Railroad industry sues to limit Ohio-mandated crew sizes after E. Palestine

COLUMBUS, Ohio (AP) — The railroad industry has filed a lawsuit to block a new minimum crew size requirement imposed by Ohio after a fiery train derailment in eastern Palestine in February.

The new rule was part of a $13.5 billion state transportation budget that Republican Ohio Gov. Mike DeWine signed into law in March. He mandated a two-person crew for freight trains and required that wayside detectors used to help spot problems be installed at shorter intervals of 10 to 15 miles (16 to 24 kilometers), under oversight by the Ohio Department of Transportation and Public. Utilities Commission of Ohio, among other provisions.

The railroad industry said one-person crews “have been used safely for decades,” and Ohio does not have the authority to mandate a two-person minimum. In a lawsuit filed in U.S. District Court on June 29, a day before the rule took effect, the Association of American Railroads argued that federal law broadly grants federal agencies the exclusive jurisdiction to regulate rail transport.

“The crew size law is expressly preempted” by federal law, the industry told the court.

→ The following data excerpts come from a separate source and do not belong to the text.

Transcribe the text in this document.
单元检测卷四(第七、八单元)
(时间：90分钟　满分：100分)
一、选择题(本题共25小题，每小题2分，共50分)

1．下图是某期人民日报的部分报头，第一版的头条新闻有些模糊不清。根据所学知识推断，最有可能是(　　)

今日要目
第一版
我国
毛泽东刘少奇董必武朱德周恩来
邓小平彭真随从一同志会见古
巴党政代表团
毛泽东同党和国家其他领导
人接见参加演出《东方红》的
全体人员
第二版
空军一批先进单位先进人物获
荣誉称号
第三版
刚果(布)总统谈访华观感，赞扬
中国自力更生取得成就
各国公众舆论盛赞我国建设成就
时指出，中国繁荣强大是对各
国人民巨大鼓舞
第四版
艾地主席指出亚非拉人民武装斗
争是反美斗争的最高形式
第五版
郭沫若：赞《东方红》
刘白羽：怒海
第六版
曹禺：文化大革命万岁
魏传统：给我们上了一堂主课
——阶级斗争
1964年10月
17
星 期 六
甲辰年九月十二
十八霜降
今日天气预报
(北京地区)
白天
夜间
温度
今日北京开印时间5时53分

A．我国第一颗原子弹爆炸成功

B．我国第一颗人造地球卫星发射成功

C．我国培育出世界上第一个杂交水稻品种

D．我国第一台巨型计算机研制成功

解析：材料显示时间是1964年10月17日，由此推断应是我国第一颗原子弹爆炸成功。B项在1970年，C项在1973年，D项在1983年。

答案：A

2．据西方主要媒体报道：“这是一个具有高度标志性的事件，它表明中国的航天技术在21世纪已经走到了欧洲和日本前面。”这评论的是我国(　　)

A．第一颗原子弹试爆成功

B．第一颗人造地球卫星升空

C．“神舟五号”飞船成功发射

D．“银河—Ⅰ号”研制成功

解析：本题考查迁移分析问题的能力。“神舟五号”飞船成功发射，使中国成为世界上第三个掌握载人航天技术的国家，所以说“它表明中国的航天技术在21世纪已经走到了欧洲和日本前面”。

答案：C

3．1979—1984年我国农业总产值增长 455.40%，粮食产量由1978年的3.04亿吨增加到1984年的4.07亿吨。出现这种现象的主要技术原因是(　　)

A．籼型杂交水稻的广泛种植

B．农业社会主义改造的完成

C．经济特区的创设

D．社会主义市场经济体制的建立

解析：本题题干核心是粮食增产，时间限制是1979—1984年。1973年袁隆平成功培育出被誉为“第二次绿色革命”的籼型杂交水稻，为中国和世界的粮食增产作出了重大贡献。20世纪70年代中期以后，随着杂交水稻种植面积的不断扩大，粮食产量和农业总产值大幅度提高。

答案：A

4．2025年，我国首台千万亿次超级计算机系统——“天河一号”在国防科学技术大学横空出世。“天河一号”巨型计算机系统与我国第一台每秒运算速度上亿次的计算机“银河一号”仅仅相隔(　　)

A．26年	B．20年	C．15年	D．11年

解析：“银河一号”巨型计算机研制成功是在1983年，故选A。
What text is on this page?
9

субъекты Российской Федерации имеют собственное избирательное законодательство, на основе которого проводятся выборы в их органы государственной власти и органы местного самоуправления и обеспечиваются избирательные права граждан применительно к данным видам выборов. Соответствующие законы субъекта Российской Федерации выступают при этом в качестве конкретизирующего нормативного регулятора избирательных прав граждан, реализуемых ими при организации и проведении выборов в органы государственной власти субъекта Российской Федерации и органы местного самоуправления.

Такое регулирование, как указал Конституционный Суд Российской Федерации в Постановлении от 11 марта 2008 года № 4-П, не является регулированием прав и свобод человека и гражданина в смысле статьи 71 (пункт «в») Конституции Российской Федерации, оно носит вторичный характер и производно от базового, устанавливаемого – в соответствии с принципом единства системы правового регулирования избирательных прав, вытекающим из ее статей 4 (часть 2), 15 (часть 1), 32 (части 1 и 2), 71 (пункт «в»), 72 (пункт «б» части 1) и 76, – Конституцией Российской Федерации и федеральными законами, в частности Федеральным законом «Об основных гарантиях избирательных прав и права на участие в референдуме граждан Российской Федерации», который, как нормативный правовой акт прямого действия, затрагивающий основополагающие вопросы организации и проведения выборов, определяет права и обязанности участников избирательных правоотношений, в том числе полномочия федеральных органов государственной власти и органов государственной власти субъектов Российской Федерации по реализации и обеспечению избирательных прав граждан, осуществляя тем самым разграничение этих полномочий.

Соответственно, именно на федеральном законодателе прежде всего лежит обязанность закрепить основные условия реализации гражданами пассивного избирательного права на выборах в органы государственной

His legal challenge comes as busy freight states — hit by costly and often dangerous derailments and frustrated by federal inaction — have increasingly moved to adopt their own safety improvements, despite the likelihood of resistance. Of the industry.

The Feb. 3 derailment along the Ohio-Pennsylvania border of a train carrying toxic chemicals prompted new Ohio legislation. The lasting impacts of the sinking continue to affect life, work and health in the region months after it took place.

The most significant of the events surrounding the crash was the decision of officials and investigators to release toxic vinyl chloride from five tank cars. In order to avoid an explosion, the substance was burned, sending a huge plume of black smoke over the city and causing the evacuation of about half of its 5,000 inhabitants.